Vaccines must be kept in the cold chain to ensure they are safe to administer to patients. This requires a temperature range of between 2’C and 8’C
The acceptable temperature for medications that require refrigeration is 2OC – 8OC and it is important that they are transported and stored within this range at all times.
This temperature range is called the cold chain and makes sure that medicines and vaccines remain in the best possible condition. It also stops them becoming damaged beyond the point of use.
Spoiled vaccines are ineffective and can prevent patients from receiving the protection or cure they need. Spoiled vaccines are also an unnecessary expense for health practices and practitioners.
The best way to ensure that vaccines and medicines remain in the cold chain is to use specialist equipment designed to provide stable and accurate temperatures.
During transportation this means using state of the art refrigerated containers and vehicles and during storage this means using a dedicated medical fridge.
But it is not just a case of ordering a fridge and placing the vaccines inside – vaccines must be stacked correctly, temperatures monitored and logged, and the fridge cleaned and maintained.
How to store medicines in a medical fridge:
When stocking a medical fridge, it is important to make sure that none of the vaccines touch the back or sides of the fridge as this can lead to freezing.
It is also important to leave a one-centimetre space between each vial as this helps to manage the temperature inside the fridge and stops medicines from being knocked over when being taken out.
Medicines usually come in a protective wrapper which should be kept in place during storage as this helps prevent any light damage occurring.
Finally, make sure not to overload the fridge as again this can make managing the required temperature range more difficult. We suggest not exceeding 75% capacity at any given time.

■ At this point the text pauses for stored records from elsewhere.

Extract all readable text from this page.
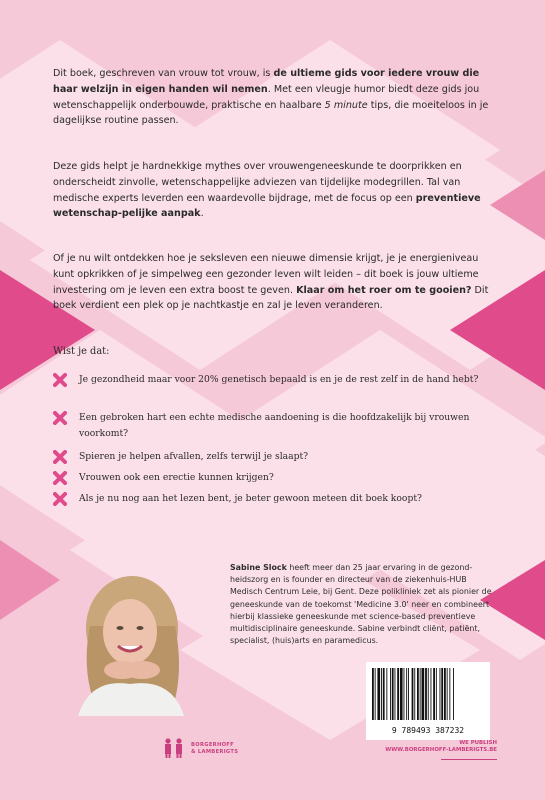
Dit boek, geschreven van vrouw tot vrouw, is de ultieme gids voor iedere vrouw die haar welzijn in eigen handen wil nemen. Met een vleugje humor biedt deze gids jou wetenschappelijk onderbouwde, praktische en haalbare 5 minute tips, die moeiteloos in je dagelijkse routine passen.
Deze gids helpt je hardnekkige mythes over vrouwengeneeskunde te doorprikken en onderscheidt zinvolle, wetenschappelijke adviezen van tijdelijke modegrillen. Tal van medische experts leverden een waardevolle bijdrage, met de focus op een preventieve wetenschap-pelijke aanpak.
Of je nu wilt ontdekken hoe je seksleven een nieuwe dimensie krijgt, je je energieniveau kunt opkrikken of je simpelweg een gezonder leven wilt leiden – dit boek is jouw ultieme investering om je leven een extra boost te geven. Klaar om het roer om te gooien? Dit boek verdient een plek op je nachtkastje en zal je leven veranderen.
Wist je dat:
Je gezondheid maar voor 20% genetisch bepaald is en je de rest zelf in de hand hebt?
Een gebroken hart een echte medische aandoening is die hoofdzakelijk bij vrouwen voorkomt?
Spieren je helpen afvallen, zelfs terwijl je slaapt?
Vrouwen ook een erectie kunnen krijgen?
Als je nu nog aan het lezen bent, je beter gewoon meteen dit boek koopt?
Sabine Slock heeft meer dan 25 jaar ervaring in de gezond-heidszorg en is founder en directeur van de ziekenhuis-HUB Medisch Centrum Leie, bij Gent. Deze polikliniek zet als pionier de geneeskunde van de toekomst 'Medicine 3.0' neer en combineert hierbij klassieke geneeskunde met science-based preventieve multidisciplinaire geneeskunde. Sabine verbindt cliënt, patiënt, specialist, (huis)arts en paramedicus.
9 789493 387232
BORGERHOFF
& LAMBERIGTS
WE PUBLISH
WWW.BORGERHOFF-LAMBERIGTS.BE
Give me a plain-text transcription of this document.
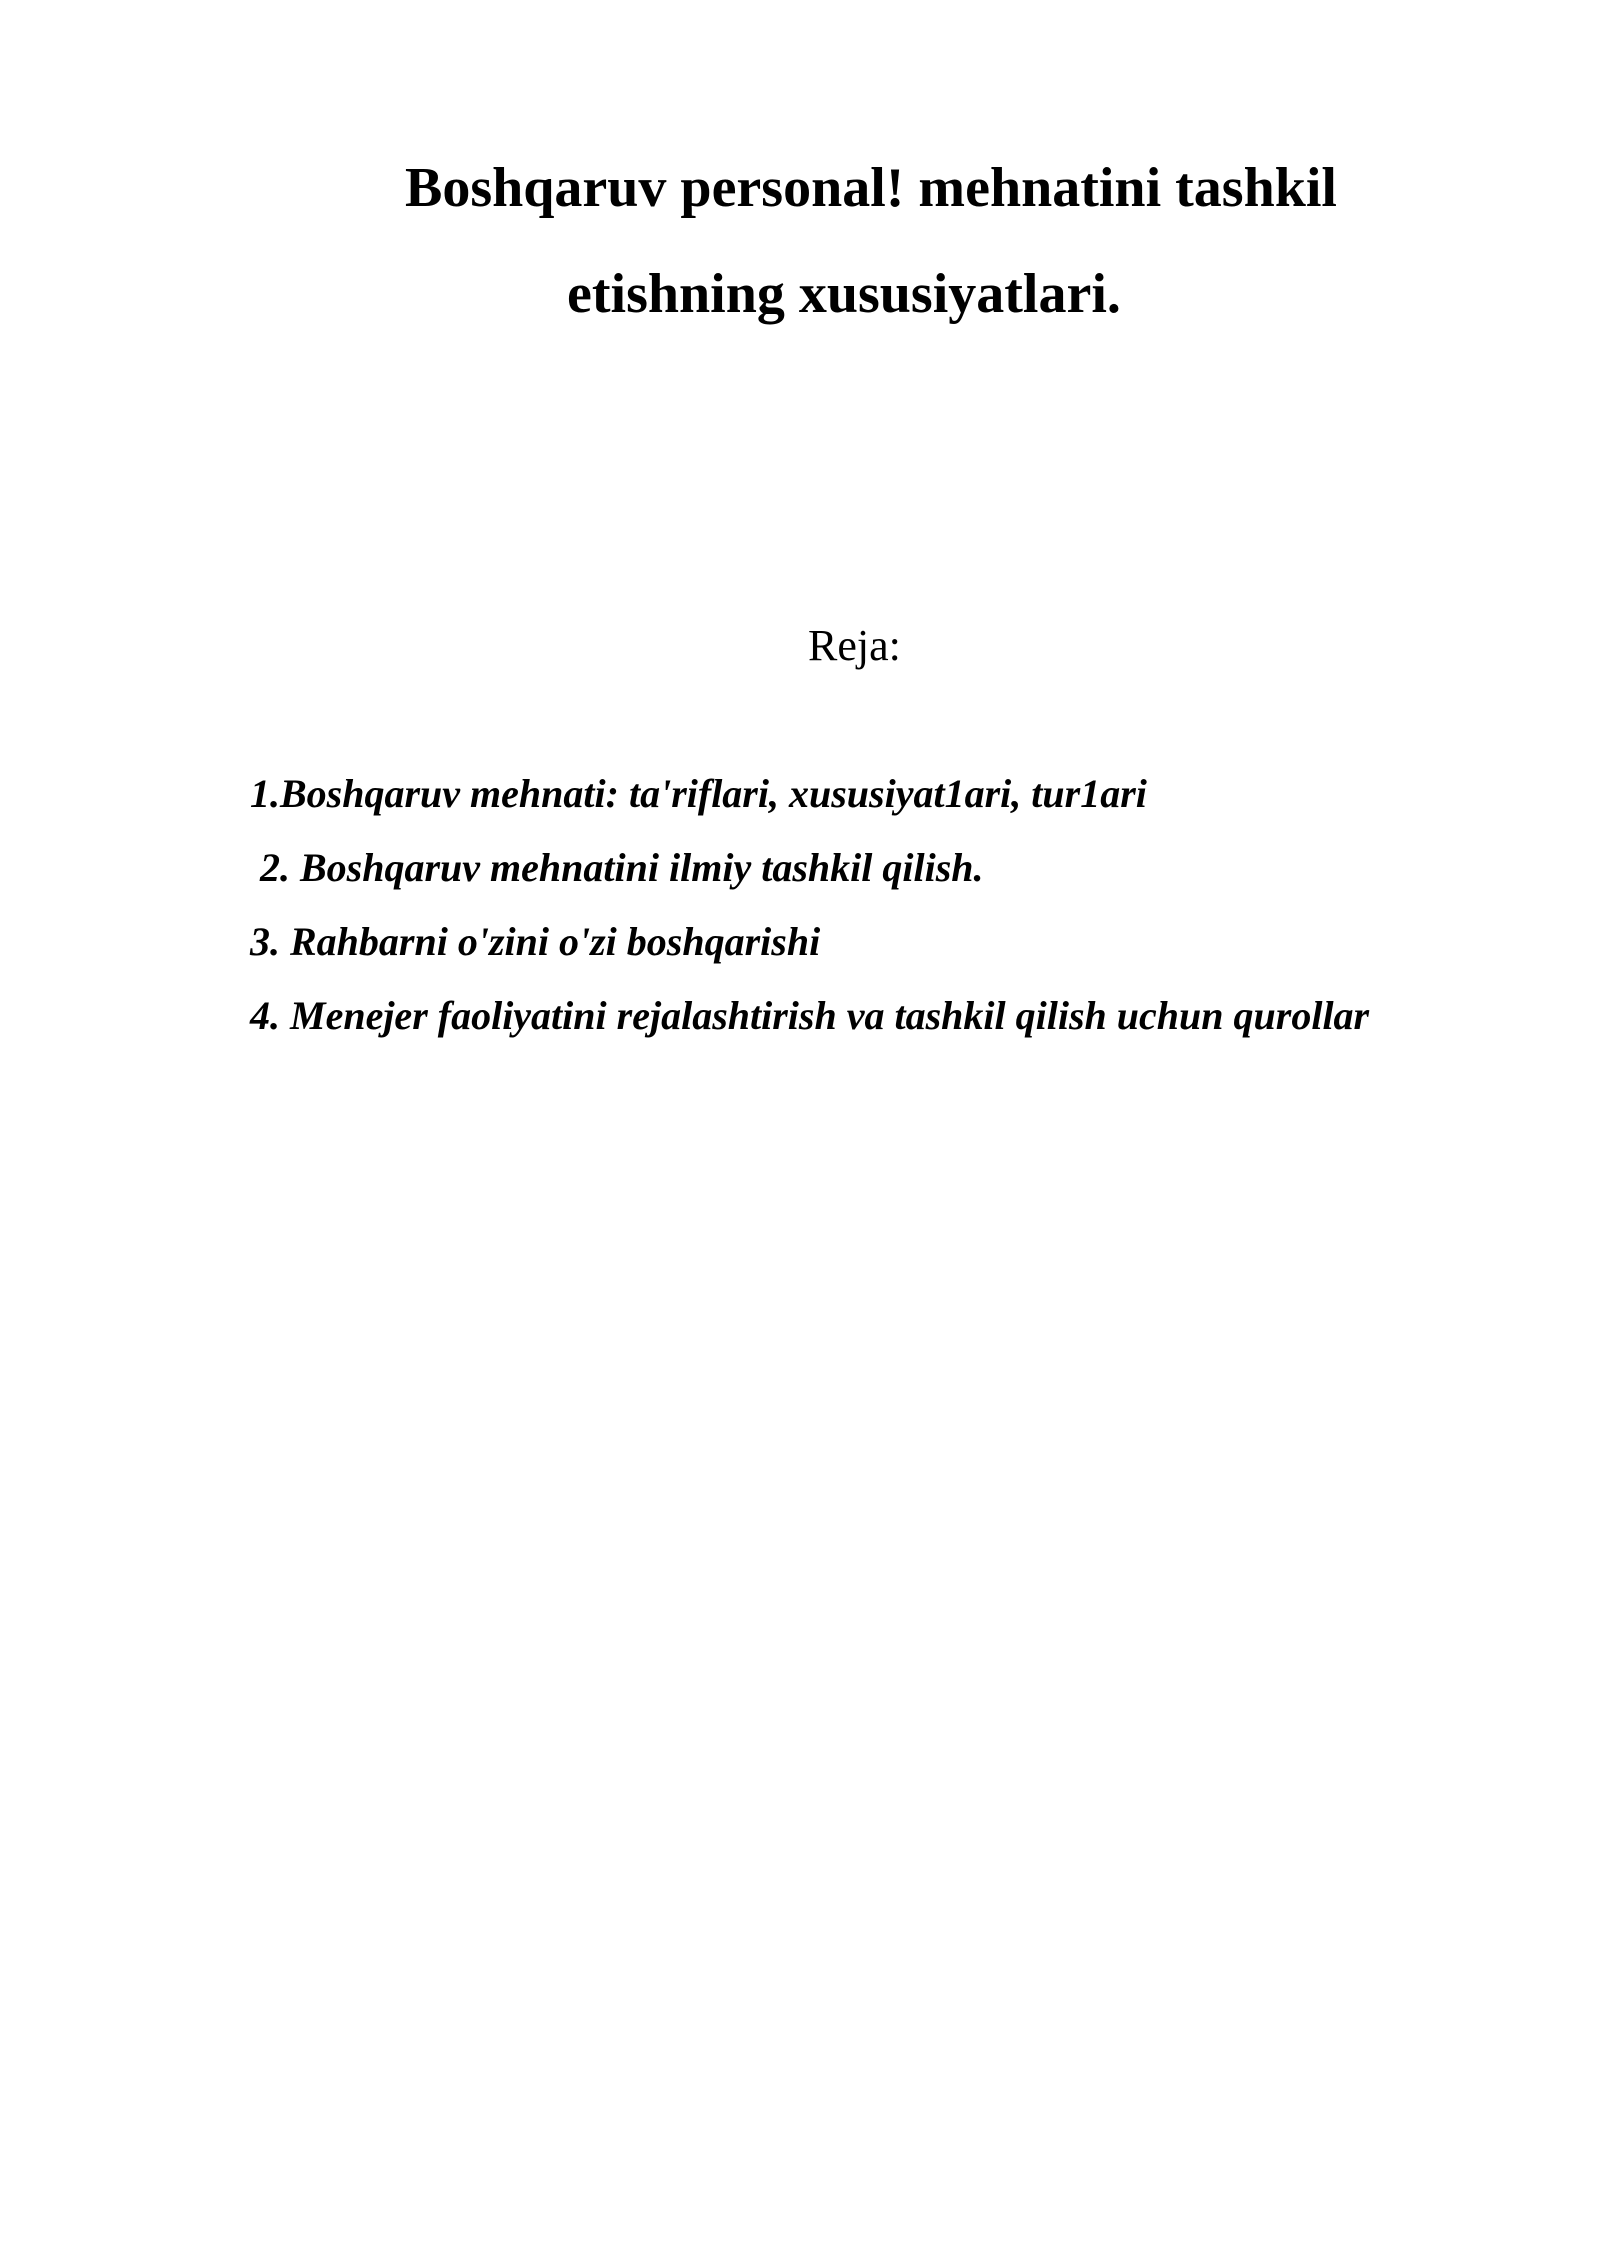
Boshqaruv personal! mehnatini tashkil
etishning xususiyatlari.
Reja:
1.Boshqaruv mehnati: ta'riflari, xususiyat1ari, tur1ari
2. Boshqaruv mehnatini ilmiy tashkil qilish.
3. Rahbarni o'zini o'zi boshqarishi
4. Menejer faoliyatini rejalashtirish va tashkil qilish uchun qurollar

Monitor temperatures at least twice per day:
Once you have stocked your medical fridge it is important to monitor and log temperatures at least twice per day – we suggest first thing in the morning and last thing at night.
The task of logging temperatures should be given to a senior member of the team with the required experience to ensure they are recorded accurately.
Recordings should be taken for current, min and max temperatures and the person logging the data should sign their name next to each recording.
Once the recording has been taken the thermometer should be reset. If at any point the temperature has fallen below or risen above the required range, they must react.
How they react will depend on what has caused the temperature to fall or rise – it can be as simple as closing the door if it has been left open or calling an engineer if it is because of a technical issue.
Clean and maintain your fridge:
The best way of ensuring that vaccines and medicines are kept within the required temperature is to regularly clean and properly maintain the fridge.
Medical fridges should be cleaned inside and out at least once per week and more regularly, even daily, for high usage areas such as door handles.
Regular servicing and maintenance of the medial fridge is also important as it minimises the risk of it breaking down – most retailers will provide a maintenance and service package.